Ja nie rozumiem takiej reakcji - o nic zapytać już na tym forum nie można wet wetem i każdy wie od czego on jest ale jak życie mnie nauczyło zawsze warto popytać tu i ówdzie- niestety weterynarze czasami albo bagatelizują albo niekiedy o pewnych nazwijmy to "sprawach" zapominają kiedyś weterynarz i to znany kazał zbitą nogę końską rozgrzewać ........ ponadto często jest tak że weterynarz nie może ot za 5 minut się zjawiać albo nie może rozmawiać bo ma akurat ciężki przypadek - kolka itp
jeśli chodzi o te mięśnie to raz miałam podobny przypadek - koń dostał p.zapalne oraz przykaz smarowania ketonalem - dwa razy dziennie
777, opisywalam niedawno w "przydomowych" jak znajomy wezwał wetów do kulawizny. -1wet badała rektalnie czy zapchana nie jest, czy kolki nie ma... tylko poczekala aż kobyła kupeskończy robić -taka metoda na diagnostyke nogi. drugi wet tez nic nie zrobił, nie poradził. gdy koń był już w stanie wręcz tragicznym (wlasciel wlasnie poprosil o pomoc, konsultacje znajomych -bo podobny przypadek mieliśmy, zadzwonil akurat vet2 żeby zapytać "co tam" i jak wydarlam sie ze mieśnoochwat, to przyznał, że kilka dni temu podejrzewał, że sie zaczyna..ale nic nie mówił, bo to takie tam..." trzeci dopiero poprawnie zareagował.
tak, warto pytać ludzi
tylko pytania musza być konkretnie nie "zamiast" konsultacji wet. przez tel też mozna weta zapytać, net jako cos dodatkowego. spuchniety miesień niby banał do określenia "pierwszej pomocy"(pisalismy to milion razy) ale... może być inna przyczyna niż uraz - wtedy postępowanie inne. po jednym zdaniu "spuchnięte" nie wiemy co na prawde jest spuchniete, dlaczego ani jak zareagowac... - zbyt duże ryzyko pomyłki wynikającej ze złej interpretacji zbyt ogólnego opisu...
to wszystko to niestety prawda ale czasami to się człowiekowi niedobrze robi jak kilku weterynarzy bada konia - robi usg rtg itp itd - że niby ok .... potem po kilku miesiącach się okazuje że nie jest ok a na wyleczenie często gęsto za późno bez konsultacji z wetem oczywiście nie ma co się brać za samodzielne leczenie ale czym więcej ludzi wie tym lepiej - a nuż ktoś coś podpowie - oczywiście trzeba mieć jeszcze własny rozum i umieć "odsiać " plewy od ziarna Ja zbyt emocjonalnie podchodzę do takich tematów bo przyznam że niejeden wet to mnie z równowagi wyprowadził tak że gotowa byłam zamordować na miejscu.
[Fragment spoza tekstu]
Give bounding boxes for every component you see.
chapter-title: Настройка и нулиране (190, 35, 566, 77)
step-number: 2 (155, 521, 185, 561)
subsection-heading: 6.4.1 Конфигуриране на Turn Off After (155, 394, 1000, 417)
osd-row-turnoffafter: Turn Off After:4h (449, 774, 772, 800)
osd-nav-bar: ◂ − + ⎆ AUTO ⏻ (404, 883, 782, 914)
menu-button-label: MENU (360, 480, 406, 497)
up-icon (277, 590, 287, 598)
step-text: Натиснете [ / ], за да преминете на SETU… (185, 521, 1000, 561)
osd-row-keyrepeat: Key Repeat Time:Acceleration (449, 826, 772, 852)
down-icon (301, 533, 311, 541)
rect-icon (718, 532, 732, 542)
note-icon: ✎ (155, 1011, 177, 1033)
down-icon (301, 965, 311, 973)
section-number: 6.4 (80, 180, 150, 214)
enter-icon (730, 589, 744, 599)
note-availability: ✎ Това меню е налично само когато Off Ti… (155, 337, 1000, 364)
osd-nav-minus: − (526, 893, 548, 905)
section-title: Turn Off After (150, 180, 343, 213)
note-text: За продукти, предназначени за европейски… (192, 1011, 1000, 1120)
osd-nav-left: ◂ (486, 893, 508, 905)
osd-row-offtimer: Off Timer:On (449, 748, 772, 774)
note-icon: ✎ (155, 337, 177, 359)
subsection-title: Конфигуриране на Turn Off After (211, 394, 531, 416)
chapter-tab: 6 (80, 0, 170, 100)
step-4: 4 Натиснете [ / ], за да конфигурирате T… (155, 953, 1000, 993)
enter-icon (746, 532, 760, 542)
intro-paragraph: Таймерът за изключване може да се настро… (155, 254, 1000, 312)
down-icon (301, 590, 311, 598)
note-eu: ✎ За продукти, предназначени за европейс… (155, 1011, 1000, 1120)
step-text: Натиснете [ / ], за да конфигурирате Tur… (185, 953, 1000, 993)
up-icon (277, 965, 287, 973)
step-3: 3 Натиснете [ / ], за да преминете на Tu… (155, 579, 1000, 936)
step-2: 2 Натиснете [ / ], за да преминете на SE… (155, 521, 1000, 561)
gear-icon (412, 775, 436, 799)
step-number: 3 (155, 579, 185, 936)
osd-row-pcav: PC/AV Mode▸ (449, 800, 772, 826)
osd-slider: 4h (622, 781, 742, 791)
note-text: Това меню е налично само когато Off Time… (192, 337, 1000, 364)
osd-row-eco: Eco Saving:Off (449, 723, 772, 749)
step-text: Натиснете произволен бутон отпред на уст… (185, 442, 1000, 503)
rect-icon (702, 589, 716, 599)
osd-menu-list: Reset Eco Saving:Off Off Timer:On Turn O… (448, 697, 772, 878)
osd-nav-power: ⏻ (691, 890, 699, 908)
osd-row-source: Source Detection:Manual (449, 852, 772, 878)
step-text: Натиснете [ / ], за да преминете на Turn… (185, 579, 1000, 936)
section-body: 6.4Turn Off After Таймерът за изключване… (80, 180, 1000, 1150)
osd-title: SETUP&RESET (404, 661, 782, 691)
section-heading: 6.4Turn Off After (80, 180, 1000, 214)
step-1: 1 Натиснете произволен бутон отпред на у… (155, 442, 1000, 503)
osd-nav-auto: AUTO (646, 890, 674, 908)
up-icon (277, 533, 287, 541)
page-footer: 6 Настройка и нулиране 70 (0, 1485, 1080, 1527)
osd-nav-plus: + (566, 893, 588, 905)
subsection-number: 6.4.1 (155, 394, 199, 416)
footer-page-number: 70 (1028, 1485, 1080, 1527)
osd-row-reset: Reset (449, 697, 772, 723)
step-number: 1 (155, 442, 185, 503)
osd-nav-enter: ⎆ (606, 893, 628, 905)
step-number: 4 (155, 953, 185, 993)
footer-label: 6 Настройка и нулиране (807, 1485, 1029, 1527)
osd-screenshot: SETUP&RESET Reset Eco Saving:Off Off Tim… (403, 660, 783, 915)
Jedna taka kobita, gdyby nie mój rozsądek to doprowadziła by do zgonu konia w kilka sekund - ta pani wet już u mnie nigdy więcej się nie pojawiła w stajni Na szczęście mam inną weterynarkę bardzo mądrą i cieszę się że ją mam jednak jak się mieszka w jakiejś pipidówie to niestety trzeba się liczyć z tym że większość wetów to konia często boi się dotknąć....ech
Ja zrozumiałam, że pytanie było typu: - spuchło nagle, co robić zanim przyjedzie lekarz ? I ja bym chłodziła. Jednak umawianie wizyty lekarza na "za tydzień" jest bez sensu bo za ten czas albo stęchnie albo się tak popsuje, że rzeczywiście postawienie diagnozy i leczenie będzie trudne. No i (bez obrazy) zastanowiłabym się czy to ja tego koniowi nie zrobiłam. Moje pond 25 letnie doświadczenie zawodowe daje mi przekonanie, że 90% schorzeń zwierząt jest z winy ludzi.